About Me

When not at work with students, I spend my time in my room either reading, calculating something using pen and paper, or using a computer. I read almost anything: from the pornographic to the profound, although my main interests are mathematics and physics. "When I get a little money I buy books; and if any is left I buy food and clothes." -Erasmus

Tuesday, June 2, 2015

Of reading and calculating there is no end

I spent the last few days reading the prospectuses of three PSEi based index mutual funds. I was mostly interested in the expenses of each fund, since all three should be doing exactly the same thing: buying a portfolio of representative stocks that constitute the PSEi. Since they're all doing exactly the same thing, their returns (fees excluded) should be the same. This means if one wants to maximize the returns from an index fund, one should buy shares from the fund with the lowest expense ratios.

All this, because I've decided to start putting my retirement plan into action. I've calculated the assets that I would need, and it comes to PhP 6 million, or around USD 140000. For a good margin of safety, I estimate about PhP 12 million.

The biggest factor that I need to control while on the way to this amount is emotions. I'm planning on a buy and hold strategy; this means having the necessary willpower to buy and forget, even if the market declines so much that my investments go down to half the peak of its market value. (I won't actually be doing the buy and totally forget, since I will be tracking the money that goes in, just to make sure that I can avoid things like fraud, for example.)

The good news is I don't have any outstanding debt. The bad news is my net worth right now is low: about three to four months of living expenses. I can expect money to start flowing in by November because that would be the season when demand for a physics tutor will start to rise. I also have a writing gig that supposed to start mid-June. Meantime, I need to ensure that I live with very low expenses.

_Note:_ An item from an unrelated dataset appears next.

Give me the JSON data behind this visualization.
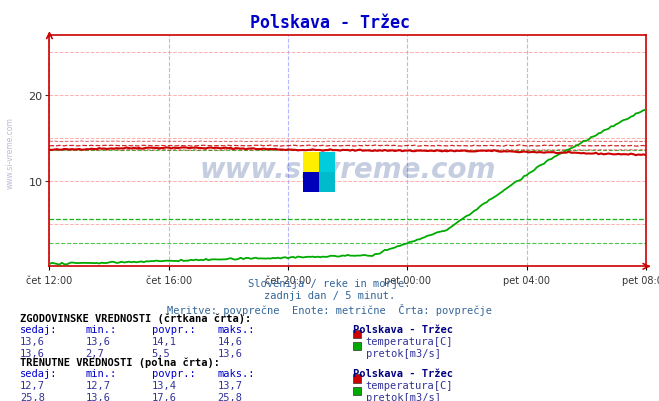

To help keep things in perspective, I'm rereading my favorite investment related books: Benjamin Graham's The Intelligent Investor, Burton Malkiel's A Random Walk Down Wall Street, and Robert Schiller's Irrational Exuberance. No "technical analysis" books for me. These are popular books, with some math (meaning simple arithmetic). They suit my taste because I like to calculate things, and I often use their discussions to start my own calculations and math models. It's more fun for me that  way, just to see if I can reproduce some of the results in finance and investment books like Brealey and Myers' text.

I've also intsalled R, because I'm studying probability and statistics, so that I can include it in my portfolio of teachable subjects. Right now, what I do have of probability and statistics are loose ends gathered from my various statistical physics subjects. So there is a need to study it in more detail.